Perkuat Pendataan Sastra Lisan NTB, Balai Bahasa NTB Gelar Rapat Koordinasi Antarpemangku Kepentingan Pemetaan Sastra Tahun 2026
Mataram, 9 Maret 2026—Balai Bahasa Provinsi Nusa Tenggara Barat melaksanakan Rapat Koordinasi Antarpemangku Kepentingan Pemetaan Sastra Tahun 2026. Kegiatan ini merupakan bagian dari program lanjutan pemetaan bahasa yang telah dimulai sejak tahun 1990-an. Melalui program tersebut, seluruh Balai dan Kantor Bahasa di Indonesia secara serentak melakukan pengumpulan data terkait bahasa, sastra, dan aksara di wilayah masing-masing. Pada tahun 2025, pengambilan data masih difokuskan pada data kebahasaan. Sementara itu, mulai tahun 2026 kegiatan pemetaan diperluas ke aspek sastra, khususnya sastra lisan yang berkembang di masyarakat.

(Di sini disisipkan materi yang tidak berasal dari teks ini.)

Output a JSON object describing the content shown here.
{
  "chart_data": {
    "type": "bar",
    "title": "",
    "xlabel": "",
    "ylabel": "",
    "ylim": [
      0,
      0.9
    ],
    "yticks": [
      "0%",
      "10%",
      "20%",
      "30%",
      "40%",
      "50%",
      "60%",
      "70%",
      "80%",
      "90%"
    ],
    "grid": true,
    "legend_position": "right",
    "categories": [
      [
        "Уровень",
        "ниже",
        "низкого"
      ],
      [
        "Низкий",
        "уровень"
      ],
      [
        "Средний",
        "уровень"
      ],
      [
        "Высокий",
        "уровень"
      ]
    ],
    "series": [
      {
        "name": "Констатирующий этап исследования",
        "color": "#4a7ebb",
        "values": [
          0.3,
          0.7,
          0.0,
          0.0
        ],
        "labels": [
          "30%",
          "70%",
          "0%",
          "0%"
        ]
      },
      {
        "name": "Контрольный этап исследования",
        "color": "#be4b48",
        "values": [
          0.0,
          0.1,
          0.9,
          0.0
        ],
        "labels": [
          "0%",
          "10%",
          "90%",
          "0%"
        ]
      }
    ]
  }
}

Kegiatan ini menghadirkan dua narasumber, yakni Muhammad Shubhi dan Syaiful Bahri, peneliti dari Badan Riset dan Inovasi Nasional (BRIN), yang sebelumnya juga merupakan peneliti di Balai Bahasa Provinsi Nusa Tenggara Barat. Muhammad Shubhi sendiri berhasil menyusun peta sastra di Nusa Tenggara Barat pada tahun 2013. Dalam kegiatan ini, para narasumber memberikan pemaparan dan informasi perkembangan pemetaan sastra di wilayah NTB.
Ketua koordinator kegiatan, Gilang Aryo Damar, menyampaikan bahwa kegiatan ini bertujuan untuk menelusuri kembali informasi sastra lisan yang sebelumnya telah dipetakan. Ia menjelaskan bahwa Balai Bahasa Provinsi Nusa Tenggara Barat sebenarnya telah memiliki peta sastra, tetapi yang telah divalidasi oleh pusat hingga saat ini baru tiga sastra lisan, yaitu Upacara Pamali Manggodo di Bima serta Cepung dan Putri Mandalika dari Sasak.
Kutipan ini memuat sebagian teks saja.